Not just as baldly as that, of course, - it was in the context of naming all their clothes before Friday but the very word 'undies' and the fact the teacher was saying it was enough to produce screams of laughter from some and shocked hands-over-mouth actions from others. One Prep teacher told me several members of her class kept looking at the classroom door as if the language police were about the descend and haul the teacher away to be reprimanded!
And then, of course, last week we had Nude Food Day. When one of our Student Leaders did a skit on stage at Assembly a few weeks ago to promote the event, he said the word 'nude' about six times. 730 kids were either aghast, collapsing with laughter or looking like they couldn't believe their ears! (Actually, that's an exaggeration - there weren't 730 - one class was at art and a couple at swimming lessons.)
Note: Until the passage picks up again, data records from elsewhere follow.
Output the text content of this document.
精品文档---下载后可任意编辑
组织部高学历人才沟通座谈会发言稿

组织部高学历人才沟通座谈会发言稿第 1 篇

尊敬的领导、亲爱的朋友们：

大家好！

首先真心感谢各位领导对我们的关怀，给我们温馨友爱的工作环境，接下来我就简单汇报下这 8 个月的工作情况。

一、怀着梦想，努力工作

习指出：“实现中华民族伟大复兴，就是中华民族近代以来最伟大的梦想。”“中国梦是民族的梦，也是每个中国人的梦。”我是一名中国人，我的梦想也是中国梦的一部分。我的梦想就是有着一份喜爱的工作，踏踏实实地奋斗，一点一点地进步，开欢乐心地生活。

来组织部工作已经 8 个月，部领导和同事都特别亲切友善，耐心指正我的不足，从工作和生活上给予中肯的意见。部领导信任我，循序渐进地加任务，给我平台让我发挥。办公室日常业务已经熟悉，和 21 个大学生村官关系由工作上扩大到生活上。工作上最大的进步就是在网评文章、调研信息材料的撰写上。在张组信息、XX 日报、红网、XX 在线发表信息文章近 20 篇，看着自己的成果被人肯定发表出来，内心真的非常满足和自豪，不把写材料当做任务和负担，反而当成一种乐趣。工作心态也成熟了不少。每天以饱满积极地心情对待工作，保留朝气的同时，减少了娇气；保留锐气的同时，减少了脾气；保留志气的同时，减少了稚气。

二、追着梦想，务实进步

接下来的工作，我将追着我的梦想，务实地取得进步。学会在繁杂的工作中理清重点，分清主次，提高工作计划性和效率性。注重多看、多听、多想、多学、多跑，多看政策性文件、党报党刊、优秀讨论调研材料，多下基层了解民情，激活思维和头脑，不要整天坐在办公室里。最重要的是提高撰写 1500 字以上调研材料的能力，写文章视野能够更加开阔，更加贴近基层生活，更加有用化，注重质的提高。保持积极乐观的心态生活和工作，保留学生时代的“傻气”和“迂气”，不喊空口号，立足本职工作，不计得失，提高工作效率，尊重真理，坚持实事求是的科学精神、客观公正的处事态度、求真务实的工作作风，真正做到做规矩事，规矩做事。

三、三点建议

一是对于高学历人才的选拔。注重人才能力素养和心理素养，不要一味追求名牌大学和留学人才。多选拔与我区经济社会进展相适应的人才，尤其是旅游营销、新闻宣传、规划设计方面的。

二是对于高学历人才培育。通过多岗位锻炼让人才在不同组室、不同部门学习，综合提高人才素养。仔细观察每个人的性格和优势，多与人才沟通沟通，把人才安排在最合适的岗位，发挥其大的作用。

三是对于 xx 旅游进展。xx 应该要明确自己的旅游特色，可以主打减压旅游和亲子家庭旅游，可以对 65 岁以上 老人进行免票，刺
Nude Food Day was a hit - nearly every child got into the swing of bringing a rubbish free lunch box to school. But despite the tag name for this new movement in our community being well known and documented, and a commonplace practice in some other schools that our children have come from, some kids could not get past that you could say 'nude' at school, and what's more, the teachers, upright citizens in our community, kept saying it!
Image courtesy of http://www.nudefoodday.com.au/gallery.php |
After morning tea, I went around to most classes to see how rubbish free lunch boxes had been. The kids were excited that there had been no rubbish in the playground (actually the teachers were more excited about this, and our cleaners more excited again!) and they all told me that they thought we should do it every day (especially as most of them were sporting big stickers for their efforts!)
I stuck my head in the window of one classroom and said 'So, how naked were your lunches today?' You should have seen their faces - 'Oh my God, she said NAKED!' And they were off again. (The class teacher wanted to kill me!)
You have to love our kids. In other schools it takes really socially inappropriate language and references to raise such mirth. But not ours - you only have to mention undies and suggest rubbish free lunches to pull off a laugh that would be coveted by the Melbourne Comedy Festival.